O tour do CIP cruza as principais artérias do Distrito da Luz Vermelha, como a via Oudezijds Achterburgwal, que abriga o maior número de vitrines no bairro, e a Trompettersteeg, um beco com um metro de largura também recheado de profissionais do sexo -- e que provocam incessantemente os homens que passam por ali.

Mesmo com a visão tomada por hordas de turistas e pelas diversas mulheres de lingerie atrás dos vidros, nota-se, por todos os lados, um grande número de vitrines vazias e com placas de “aluga-se” nas portas.

Nos últimos anos, Amsterdã tem endurecido as condições para a abertura e a manutenção dos espaços de prostituição na cidade. O objetivo do governo local é acabar com um mercado de exploração sexual e lavagem de dinheiro que existe por trás de alguns negócios. 

Segundo relatórios da prefeitura de Amsterdã, pelo menos 8% das cerca de 7.000 garotas de programa da cidade (existem outros centros de sexo pago fora do Distrito da Luz Vermelha) são obrigadas por terceiros a se prostituir.

A Oudezijds Achterburgwal é a via que abriga o maior número de vitrines do Distrito da Luz Vermelha, o mais famoso playground sexual de Amsterdã - AFP PHOTO / ANP / KOEN VAN WEEL - AFP PHOTO / ANP / KOEN VAN WEEL
A Oudezijds Achterburgwal é a principal via do Distrito da Luz Vermelha
Imagem: AFP PHOTO / ANP / KOEN VAN WEEL

Nesta “caça às bruxas”, a prefeitura levantou um perfil detalhado dos donos dos bordéis e dos imóveis em cujas vitrines as mulheres se exibem para os pedestres. A qualquer suspeita de práticas de crimes, o lugar é interditado e seu proprietário tem grandes chances de ser preso.

O órgão também tem estabelecido outras medidas restritivas: as profissionais não podem mais fazer turnos duplos, a idade mínima para o trabalho subiu de 18 para 21 anos e os espaços de prostituição devem seguir uma série de normas, como possuir um “botão de pânico” e condições de higiene para sua ocupante.

Tudo isso fez com que pelo menos um quarto das vitrines do Distrito da Luz Vermelha tenham sido “fechadas” nos últimos tempos. Hoje, muitos desses lugares estão virando cafés e ateliês. O governo local calcula que, no futuro, o número das vitrines no bairro deve diminuir dos atuais 370 para cerca de 240.

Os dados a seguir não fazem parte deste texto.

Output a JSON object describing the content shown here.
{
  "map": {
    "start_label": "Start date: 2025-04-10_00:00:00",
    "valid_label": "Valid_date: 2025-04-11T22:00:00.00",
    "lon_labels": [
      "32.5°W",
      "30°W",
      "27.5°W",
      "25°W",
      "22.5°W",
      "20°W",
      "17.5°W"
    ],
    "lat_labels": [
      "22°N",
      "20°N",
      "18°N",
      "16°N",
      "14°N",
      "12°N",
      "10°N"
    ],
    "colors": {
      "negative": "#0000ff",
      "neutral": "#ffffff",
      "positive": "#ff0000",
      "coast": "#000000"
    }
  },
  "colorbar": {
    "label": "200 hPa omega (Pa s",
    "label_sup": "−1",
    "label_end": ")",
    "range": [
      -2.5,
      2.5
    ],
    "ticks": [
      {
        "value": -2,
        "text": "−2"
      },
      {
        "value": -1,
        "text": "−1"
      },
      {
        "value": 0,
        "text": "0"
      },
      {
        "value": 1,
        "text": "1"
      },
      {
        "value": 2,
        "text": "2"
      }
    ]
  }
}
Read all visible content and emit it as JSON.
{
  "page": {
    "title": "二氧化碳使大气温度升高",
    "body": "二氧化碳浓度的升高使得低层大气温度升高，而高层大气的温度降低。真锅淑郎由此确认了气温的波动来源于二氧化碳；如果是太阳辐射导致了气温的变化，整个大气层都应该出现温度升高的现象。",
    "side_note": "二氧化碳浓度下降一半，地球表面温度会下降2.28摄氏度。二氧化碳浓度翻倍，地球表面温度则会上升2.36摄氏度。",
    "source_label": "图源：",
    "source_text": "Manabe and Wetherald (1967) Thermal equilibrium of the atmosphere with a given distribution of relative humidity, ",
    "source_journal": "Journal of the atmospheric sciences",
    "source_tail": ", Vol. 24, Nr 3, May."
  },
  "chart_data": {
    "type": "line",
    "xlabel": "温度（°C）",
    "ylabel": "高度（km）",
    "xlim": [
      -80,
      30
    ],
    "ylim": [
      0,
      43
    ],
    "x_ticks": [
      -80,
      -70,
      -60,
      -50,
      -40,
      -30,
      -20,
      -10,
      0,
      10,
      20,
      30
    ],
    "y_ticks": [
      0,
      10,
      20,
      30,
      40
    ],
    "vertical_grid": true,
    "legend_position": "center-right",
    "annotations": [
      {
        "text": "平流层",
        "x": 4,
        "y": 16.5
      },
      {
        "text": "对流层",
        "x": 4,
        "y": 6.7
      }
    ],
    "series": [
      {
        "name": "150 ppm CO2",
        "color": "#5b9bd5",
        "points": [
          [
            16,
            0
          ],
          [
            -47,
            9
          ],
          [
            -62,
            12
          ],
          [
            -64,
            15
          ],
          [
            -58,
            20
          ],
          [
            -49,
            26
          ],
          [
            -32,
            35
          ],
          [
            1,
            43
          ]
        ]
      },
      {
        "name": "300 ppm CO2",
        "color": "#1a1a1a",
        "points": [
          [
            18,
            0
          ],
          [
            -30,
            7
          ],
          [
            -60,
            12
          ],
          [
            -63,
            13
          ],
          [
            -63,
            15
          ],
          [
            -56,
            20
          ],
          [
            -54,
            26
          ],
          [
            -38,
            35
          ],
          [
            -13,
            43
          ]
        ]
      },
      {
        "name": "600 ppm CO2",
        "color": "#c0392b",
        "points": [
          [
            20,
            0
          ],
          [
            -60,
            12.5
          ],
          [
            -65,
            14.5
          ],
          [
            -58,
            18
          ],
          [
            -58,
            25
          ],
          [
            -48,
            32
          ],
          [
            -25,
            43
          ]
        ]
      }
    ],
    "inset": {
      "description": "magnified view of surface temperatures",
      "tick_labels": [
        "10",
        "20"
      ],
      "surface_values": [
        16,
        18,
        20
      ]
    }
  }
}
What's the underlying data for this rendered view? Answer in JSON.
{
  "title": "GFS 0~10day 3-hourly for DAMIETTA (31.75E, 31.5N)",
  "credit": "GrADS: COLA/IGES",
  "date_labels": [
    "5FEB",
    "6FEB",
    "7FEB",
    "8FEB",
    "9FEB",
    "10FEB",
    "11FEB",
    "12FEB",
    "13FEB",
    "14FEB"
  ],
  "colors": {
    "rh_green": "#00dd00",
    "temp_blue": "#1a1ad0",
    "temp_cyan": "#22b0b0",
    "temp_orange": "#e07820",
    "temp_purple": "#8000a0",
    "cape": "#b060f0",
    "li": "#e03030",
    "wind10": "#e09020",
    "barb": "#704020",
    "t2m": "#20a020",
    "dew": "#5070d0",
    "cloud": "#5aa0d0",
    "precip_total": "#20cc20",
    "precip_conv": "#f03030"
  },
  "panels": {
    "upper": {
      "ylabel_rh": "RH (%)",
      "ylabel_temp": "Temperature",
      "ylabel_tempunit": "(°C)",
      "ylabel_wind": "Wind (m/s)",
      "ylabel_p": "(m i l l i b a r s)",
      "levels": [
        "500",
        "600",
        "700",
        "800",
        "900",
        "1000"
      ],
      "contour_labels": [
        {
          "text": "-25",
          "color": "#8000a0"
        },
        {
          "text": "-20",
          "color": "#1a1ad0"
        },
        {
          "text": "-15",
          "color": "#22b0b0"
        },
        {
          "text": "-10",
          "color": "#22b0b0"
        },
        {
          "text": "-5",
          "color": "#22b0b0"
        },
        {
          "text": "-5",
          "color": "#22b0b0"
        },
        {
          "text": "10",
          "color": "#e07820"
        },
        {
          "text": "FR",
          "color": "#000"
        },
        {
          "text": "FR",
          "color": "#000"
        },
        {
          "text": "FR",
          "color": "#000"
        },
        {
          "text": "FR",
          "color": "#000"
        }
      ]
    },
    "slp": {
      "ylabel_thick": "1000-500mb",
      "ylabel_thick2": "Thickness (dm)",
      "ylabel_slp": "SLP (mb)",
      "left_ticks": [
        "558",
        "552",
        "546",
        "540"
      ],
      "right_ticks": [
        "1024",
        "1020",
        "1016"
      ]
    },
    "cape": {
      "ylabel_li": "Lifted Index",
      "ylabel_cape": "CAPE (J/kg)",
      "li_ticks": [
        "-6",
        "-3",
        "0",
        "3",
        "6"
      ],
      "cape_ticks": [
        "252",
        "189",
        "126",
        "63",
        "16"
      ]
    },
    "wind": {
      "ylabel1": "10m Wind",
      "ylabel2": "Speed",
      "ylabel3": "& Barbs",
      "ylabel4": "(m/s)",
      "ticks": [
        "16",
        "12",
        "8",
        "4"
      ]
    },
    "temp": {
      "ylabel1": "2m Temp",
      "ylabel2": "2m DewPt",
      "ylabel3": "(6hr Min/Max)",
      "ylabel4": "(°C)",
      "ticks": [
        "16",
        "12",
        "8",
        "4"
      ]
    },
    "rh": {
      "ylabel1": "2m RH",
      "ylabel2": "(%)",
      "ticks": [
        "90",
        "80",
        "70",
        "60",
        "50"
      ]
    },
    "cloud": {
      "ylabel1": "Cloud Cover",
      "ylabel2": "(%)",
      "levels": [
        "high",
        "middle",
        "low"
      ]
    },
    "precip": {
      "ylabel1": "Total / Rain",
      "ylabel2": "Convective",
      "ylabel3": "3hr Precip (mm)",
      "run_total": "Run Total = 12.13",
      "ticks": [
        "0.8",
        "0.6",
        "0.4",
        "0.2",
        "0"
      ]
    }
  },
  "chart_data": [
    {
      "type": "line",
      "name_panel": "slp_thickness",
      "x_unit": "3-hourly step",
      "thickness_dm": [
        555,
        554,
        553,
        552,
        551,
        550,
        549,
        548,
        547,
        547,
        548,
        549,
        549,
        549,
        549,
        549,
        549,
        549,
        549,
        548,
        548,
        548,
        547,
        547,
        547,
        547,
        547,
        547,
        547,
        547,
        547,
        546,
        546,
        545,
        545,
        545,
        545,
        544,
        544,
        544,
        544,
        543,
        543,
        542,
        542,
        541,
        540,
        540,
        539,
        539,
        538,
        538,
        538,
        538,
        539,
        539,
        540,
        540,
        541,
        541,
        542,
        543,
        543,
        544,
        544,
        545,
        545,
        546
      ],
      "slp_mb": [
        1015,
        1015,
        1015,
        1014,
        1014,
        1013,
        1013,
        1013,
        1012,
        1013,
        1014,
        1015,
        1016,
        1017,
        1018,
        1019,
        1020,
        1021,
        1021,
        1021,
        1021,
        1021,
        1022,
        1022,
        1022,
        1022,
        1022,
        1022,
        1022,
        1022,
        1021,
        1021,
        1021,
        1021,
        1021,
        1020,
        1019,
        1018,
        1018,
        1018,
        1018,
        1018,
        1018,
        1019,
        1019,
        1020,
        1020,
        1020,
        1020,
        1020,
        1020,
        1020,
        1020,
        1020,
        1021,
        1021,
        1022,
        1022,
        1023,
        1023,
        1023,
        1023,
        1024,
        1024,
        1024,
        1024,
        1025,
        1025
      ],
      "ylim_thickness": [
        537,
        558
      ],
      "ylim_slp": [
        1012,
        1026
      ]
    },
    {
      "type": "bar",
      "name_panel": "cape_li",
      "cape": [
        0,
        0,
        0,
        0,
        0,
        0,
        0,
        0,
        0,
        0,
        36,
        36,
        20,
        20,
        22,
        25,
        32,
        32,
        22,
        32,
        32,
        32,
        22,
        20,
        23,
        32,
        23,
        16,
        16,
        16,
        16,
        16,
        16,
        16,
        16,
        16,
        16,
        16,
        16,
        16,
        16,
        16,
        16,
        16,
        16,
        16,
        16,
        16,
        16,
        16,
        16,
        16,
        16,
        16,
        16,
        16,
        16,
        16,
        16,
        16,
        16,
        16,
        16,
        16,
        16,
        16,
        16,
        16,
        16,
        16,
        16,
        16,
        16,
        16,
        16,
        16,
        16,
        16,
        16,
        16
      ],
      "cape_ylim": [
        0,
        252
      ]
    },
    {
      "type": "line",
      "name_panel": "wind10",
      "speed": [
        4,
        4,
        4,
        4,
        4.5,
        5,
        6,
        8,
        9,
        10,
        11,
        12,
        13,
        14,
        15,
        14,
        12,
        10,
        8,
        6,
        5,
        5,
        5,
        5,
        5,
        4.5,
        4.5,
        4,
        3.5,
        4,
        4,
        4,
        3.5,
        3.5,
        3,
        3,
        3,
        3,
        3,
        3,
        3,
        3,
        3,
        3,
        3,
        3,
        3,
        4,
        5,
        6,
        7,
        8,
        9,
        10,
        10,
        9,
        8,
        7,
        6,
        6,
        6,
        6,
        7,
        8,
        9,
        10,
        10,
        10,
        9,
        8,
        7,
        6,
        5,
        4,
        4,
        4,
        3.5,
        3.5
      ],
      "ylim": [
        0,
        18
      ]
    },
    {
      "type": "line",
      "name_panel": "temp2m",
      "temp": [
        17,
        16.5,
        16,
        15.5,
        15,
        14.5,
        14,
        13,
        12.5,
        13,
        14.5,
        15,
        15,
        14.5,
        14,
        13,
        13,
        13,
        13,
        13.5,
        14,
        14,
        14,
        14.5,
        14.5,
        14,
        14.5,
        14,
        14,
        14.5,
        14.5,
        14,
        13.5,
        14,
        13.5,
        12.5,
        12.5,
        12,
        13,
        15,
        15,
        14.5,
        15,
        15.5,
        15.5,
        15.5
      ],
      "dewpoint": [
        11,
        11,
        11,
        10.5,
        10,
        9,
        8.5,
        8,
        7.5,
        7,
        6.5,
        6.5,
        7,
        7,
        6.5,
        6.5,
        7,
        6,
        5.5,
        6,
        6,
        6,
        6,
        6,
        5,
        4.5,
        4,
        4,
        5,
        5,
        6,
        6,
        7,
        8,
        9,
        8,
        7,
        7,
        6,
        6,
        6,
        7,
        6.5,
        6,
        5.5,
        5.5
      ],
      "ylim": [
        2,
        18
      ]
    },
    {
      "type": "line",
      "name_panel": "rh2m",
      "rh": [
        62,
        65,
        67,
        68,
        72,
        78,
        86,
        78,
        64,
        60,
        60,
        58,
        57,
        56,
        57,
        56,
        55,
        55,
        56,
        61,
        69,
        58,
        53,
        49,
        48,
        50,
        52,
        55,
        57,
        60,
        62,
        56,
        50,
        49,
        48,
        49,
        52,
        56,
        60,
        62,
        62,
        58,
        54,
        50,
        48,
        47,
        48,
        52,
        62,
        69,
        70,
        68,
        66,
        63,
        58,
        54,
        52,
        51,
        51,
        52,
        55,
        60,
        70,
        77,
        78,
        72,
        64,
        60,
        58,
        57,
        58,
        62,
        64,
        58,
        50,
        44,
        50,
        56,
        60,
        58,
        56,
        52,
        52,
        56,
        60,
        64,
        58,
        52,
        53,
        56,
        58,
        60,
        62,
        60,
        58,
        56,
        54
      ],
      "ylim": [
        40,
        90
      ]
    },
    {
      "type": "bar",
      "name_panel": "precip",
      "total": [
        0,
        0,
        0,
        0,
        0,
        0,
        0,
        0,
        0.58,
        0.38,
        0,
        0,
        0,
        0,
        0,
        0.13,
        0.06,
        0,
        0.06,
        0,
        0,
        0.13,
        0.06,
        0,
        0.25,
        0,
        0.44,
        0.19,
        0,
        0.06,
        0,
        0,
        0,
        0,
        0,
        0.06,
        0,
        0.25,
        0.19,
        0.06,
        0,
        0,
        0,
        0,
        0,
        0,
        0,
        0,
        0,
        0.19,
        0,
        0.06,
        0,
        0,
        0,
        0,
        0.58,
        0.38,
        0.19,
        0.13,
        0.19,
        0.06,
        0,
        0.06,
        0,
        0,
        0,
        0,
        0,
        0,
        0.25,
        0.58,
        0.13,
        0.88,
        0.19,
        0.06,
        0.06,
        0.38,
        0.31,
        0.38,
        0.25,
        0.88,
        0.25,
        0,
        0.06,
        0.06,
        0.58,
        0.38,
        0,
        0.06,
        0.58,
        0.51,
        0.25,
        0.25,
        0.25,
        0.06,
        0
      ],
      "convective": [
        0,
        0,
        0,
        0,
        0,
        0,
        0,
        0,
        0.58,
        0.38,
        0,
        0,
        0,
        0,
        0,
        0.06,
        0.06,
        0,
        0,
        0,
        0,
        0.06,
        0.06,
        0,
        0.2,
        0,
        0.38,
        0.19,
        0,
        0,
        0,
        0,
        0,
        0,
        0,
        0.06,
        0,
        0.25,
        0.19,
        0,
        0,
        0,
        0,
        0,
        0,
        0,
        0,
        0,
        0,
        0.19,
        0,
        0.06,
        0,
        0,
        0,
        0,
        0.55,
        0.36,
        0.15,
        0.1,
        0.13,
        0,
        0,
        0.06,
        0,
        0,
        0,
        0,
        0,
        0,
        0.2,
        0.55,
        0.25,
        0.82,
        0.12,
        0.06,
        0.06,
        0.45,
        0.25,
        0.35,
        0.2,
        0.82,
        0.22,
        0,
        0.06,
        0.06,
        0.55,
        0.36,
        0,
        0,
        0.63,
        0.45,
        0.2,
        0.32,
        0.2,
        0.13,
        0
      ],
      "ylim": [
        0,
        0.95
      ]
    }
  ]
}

Mariska, por sua vez, concorda com a repressão à exploração sexual das garotas de programa. “Uma das nossas missões é aconselhar as novatas sobre seus direitos como profissionais do sexo na Holanda. Sabemos que há muitas mulheres vulneráveis por aí”, diz ela, dentro sede do Centro de Informações sobre a Prostituição, localizado no coração do Distrito da Luz Vermelha.

Da sua janela, a menos de cinco metros de distância, se vê a magistral construção da Oude Kerk, a mais antiga igreja de Amsterdã. O mercado da prostituição na cidade pode diminuir, mas a tolerância holandesa dificilmente morrerá.

SERVIÇO

As excursões do Centro de Informações sobre a Prostituição são realizados a partir das 18h30 das quartas-feiras e das 17h dos sábados. Custa 15 euros por cabeça para grupos com no mínimo dez pessoas. Tours privativos são mais caros e o preço deve ser negociado. Os passeios duram 1h30 e começam na sede no PIC, no endereço Enge Kerksteeg, 3 - Amsterdã. Lembre-se que é proibido tirar fotos das garotas de programa durante o tour. Mais informações: www.pic-amsterdam.com

*O repórter Marcel Vincenti viajou a Amsterdã a convite do escritório de promoção turística da Holanda.